Parte ricorrente, ancora una volta richiamando in modo errato l’art. 360, comma 1, n. 5, cod. proc. civ., deduce l’omesso esame di un fatto decisivo con riguardo alla mancata compensazione, essendovi ‘giusti motivi’, per la compensazione delle spese dei du e gradi di giudizio.
Parte ricorrente non solo sembra obliterare il disposto del nuovo art. 92 cod proc. civ., che non consente la compensazione delle spese di lite in caso di ‘giusti motivi’, ma anche che le spese sono state liquidate nel rispetto del principio della soccombenza.
Il ricorso deve, quindi, essere respinto.
Le spese seguono la soccombenza e si liquidano come in dispositivo.
Non sussistono in presupposti per la condanna ai sensi dell’art. 96 cod. proc. civ.
Come statuito da questa Corte (cfr., sul punto, Cass. n. 34429 del 2024), la condanna per responsabilità aggravata ai sensi dell’art. 96, terzo comma, c.p.c. non può essere fondata sul mero aggravamento del carico giudiziario dell’ufficio che l’introduzione della lite ha contribuito a determinare, essendo necessario individuare a tal fine la specifica condotta abusiva da imputare al soggetto soccombente, così come si verifica nel caso di insistenza colpevole in tesi giuridiche già reputate manifestamente infondate dal primo giudice, ovvero in censure della sentenza impugnata la cui inconsistenza giuridica avrebbe potuto essere apprezzata dall’appellante in modo da evitare il gravame, nonché in ipotesi di abuso del processo, di proposizione di una impugnazione dai contenuti estremamente distanti dal diritto vivente e dai precetti del codice di rito e, ancora, in ipotesi di errori grossolani nella redazione dell’impugnazione. Tali ipotesi, come si evince dalla parte motiva, non ricorrono nel caso di specie.

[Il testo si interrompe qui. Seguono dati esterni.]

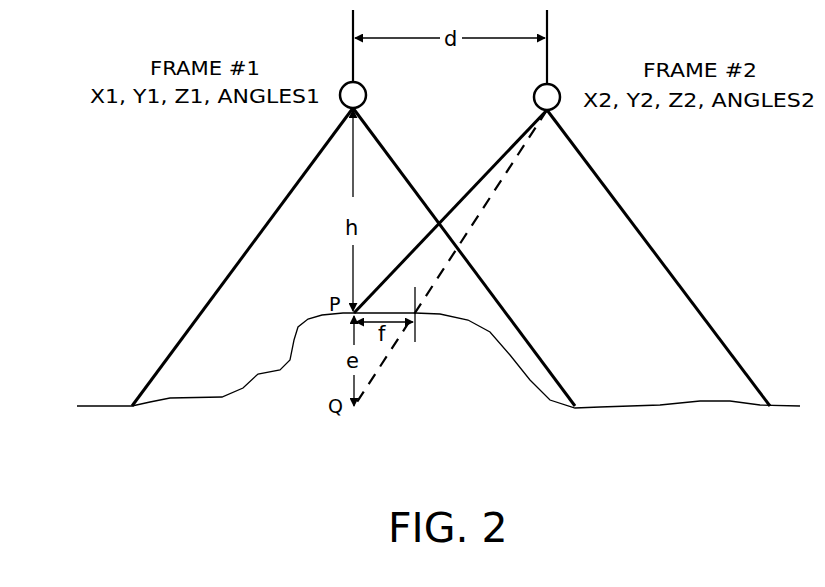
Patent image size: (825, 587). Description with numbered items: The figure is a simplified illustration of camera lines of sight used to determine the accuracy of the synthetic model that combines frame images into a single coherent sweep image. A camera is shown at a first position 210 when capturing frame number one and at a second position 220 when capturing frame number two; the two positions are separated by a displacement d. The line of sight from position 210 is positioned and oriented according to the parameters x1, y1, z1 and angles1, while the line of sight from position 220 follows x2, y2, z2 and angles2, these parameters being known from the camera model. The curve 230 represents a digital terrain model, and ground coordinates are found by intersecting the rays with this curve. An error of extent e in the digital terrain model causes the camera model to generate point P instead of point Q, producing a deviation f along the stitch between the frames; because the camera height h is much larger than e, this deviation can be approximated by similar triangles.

8. S ussistono i presupposti processuali per il versamento, da parte della parte ricorrente, dell’ulteriore importo a titolo di contributo unificato, pari a quello previsto per il ricorso, a norma dell’art. 1 -bis dello stesso articolo 13, se dovuto.
PQM
La Corte respinge il ricorso. Condanna la parte ricorrente alla rifusione delle spese processuali, in favore della parte controricorrente, che liquida in euro 10.000,00 per compensi ed euro 200,00 per esborsi, oltre spese generali al 15% e accessori di legge. Ai sensi dell’art. 13 comma 1 quater del d.P.R. n. 115 del 2002, da atto della sussistenza dei presupposti per il versamento, da parte del ricorrente, dell’ulteriore importo a titolo di contributo unificato, pari a quello previsto per il ricorso, a norma dell’art. 1 -bis dello stesso articolo 13, se dovuto.